Notre mémoire nous joue de drôles de tours. Elle nous fait oublier de simples mots de notre vocabulaire, des noms croisés au hasard du quotidien, des visages aperçus, et d’autres moments furtifs. Certains moments que l’on essaie de maintenir pour toujours dans cet espace cérébral qui nous appartient, nous échappent. Ils éclatent entre nos mains trop avides de cette puissance qu’on leur réclame et qu’ils ne peuvent nous donner. Ils disparaissent alors dans les airs comme la fumée d’une cigarette. Ils éclatent parfois violemment ne nous laissant que les brisures de ce miroir que l’on souhaitait qu’ils nous renvoient. Ce miroir sur un passé de quelques minutes, quelques secondes, que l’on aimerait sur l’instant emmener avec soi toute sa vie.
Ce ne sont pas toujours ces moments qui nous paraissent importants sur le moment qui nous restent. Ceux-là, à moins de les figer sur papier, disparaissent.
Ce sont ces images que l’on avait d’abord trouvées insignifiantes qui nous accompagnent dans notre quotidien. Ces bottines rouges que l’on ne se lassait jamais de lacer, un souvenir de vestiaire d’école, un devoir de mathématiques soldé par des larmes puis un cadeau, la cueillette des fruits frais. Ces moments que l’on pensait alors n’être que des banalités de notre quotidien s’avèrent être le ciment de nos souvenirs.
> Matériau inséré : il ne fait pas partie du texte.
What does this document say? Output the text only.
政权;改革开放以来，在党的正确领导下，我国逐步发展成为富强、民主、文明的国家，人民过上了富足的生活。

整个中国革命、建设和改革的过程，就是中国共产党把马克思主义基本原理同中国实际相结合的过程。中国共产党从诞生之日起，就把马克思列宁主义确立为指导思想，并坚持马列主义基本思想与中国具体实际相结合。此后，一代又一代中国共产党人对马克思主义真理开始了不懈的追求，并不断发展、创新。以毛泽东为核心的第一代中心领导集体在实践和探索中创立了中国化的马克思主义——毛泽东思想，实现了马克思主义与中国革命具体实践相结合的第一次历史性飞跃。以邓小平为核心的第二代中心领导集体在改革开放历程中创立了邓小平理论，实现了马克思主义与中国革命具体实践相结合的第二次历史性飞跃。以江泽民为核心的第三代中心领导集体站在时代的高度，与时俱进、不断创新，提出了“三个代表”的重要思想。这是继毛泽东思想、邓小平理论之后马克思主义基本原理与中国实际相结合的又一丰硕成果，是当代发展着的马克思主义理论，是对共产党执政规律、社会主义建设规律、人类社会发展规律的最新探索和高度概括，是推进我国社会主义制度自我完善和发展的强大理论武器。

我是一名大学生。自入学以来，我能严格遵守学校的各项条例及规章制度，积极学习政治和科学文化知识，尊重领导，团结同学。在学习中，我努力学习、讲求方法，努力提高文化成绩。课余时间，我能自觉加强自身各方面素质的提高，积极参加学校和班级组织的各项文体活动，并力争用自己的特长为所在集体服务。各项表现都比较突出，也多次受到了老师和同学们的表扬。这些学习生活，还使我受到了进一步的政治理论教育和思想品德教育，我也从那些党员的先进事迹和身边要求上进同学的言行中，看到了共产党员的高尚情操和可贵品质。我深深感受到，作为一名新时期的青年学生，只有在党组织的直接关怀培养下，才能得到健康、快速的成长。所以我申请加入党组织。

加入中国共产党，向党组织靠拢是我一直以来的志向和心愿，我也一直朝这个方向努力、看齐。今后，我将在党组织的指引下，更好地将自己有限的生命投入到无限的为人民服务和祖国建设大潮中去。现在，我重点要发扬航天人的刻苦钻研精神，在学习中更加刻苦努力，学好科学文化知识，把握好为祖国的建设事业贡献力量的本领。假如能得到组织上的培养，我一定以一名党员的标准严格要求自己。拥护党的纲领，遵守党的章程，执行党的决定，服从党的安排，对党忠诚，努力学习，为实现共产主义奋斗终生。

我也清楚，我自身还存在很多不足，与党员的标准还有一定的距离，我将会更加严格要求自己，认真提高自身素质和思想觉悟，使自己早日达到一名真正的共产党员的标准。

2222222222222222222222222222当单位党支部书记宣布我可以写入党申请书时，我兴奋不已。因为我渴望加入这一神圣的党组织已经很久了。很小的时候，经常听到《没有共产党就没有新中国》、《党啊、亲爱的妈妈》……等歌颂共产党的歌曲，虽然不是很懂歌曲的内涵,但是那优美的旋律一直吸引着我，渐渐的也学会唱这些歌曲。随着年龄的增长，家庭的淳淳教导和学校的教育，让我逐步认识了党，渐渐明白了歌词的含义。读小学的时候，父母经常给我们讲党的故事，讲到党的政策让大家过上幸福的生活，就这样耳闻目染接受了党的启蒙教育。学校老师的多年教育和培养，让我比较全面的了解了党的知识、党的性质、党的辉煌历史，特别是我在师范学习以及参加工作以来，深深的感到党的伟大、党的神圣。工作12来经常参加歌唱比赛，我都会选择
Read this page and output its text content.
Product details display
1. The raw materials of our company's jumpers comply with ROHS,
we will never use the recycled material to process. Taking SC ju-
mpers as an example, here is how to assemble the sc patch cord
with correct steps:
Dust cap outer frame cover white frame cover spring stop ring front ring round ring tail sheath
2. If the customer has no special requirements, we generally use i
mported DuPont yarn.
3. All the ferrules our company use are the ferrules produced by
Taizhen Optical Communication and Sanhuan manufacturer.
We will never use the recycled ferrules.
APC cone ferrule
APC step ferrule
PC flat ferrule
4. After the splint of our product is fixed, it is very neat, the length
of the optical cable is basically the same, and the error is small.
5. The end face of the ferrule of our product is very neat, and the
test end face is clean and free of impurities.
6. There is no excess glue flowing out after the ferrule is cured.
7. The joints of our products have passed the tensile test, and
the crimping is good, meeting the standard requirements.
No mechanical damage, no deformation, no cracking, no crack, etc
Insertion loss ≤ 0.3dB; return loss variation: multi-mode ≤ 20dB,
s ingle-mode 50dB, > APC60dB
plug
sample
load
Mon pantalon violet et mes bottines en daim noir d’une rentrée scolaire des années 90 m’accompagnent à chaque début septembre. L’odeur de monoï que portait ma mère chaque été de mon enfance se rappelle à moi à chaque nouveau mois de juillet. Ce sont ces petites choses qui font partie de ce que nous sommes, et de la façon dont on appréhende la vie, et les jours qui s’écoulent.
D’autres, plus profonds, plus intenses restent gravés dans nos entrailles. Parfois, ce sont des jours entiers, des semaines dont on pourrait retracer l’emploi du temps même dix ans après. Ce sont ces jours que l’on ne fait que survoler, ballotté, submergé, par nos émotions. Les joyeux jours d’un mariage. Les jours radieux qui suivent la naissance d’un enfant. Les jours lumineux d’une heureuse nouvelle qui marquent le tournant d’une vie.
Il y a ces jours sombres dont on cerne encore chaque variation de nos sentiments. On peut encore les voir au ralenti. ils se sont imprimés en nous comme un film. Tous les instants qui nous ont ébranlés, bousculer, secoués, remués provoquent en nous des failles, des séismes que seul notre cerveau retient. Ces instants violents, émouvants, bouleversants, nous dépassent. On s’y noie au présent, pour finalement sortir un jour la tête de l’eau et les contempler d’un regard empreint d’objectivité, et de tendresse…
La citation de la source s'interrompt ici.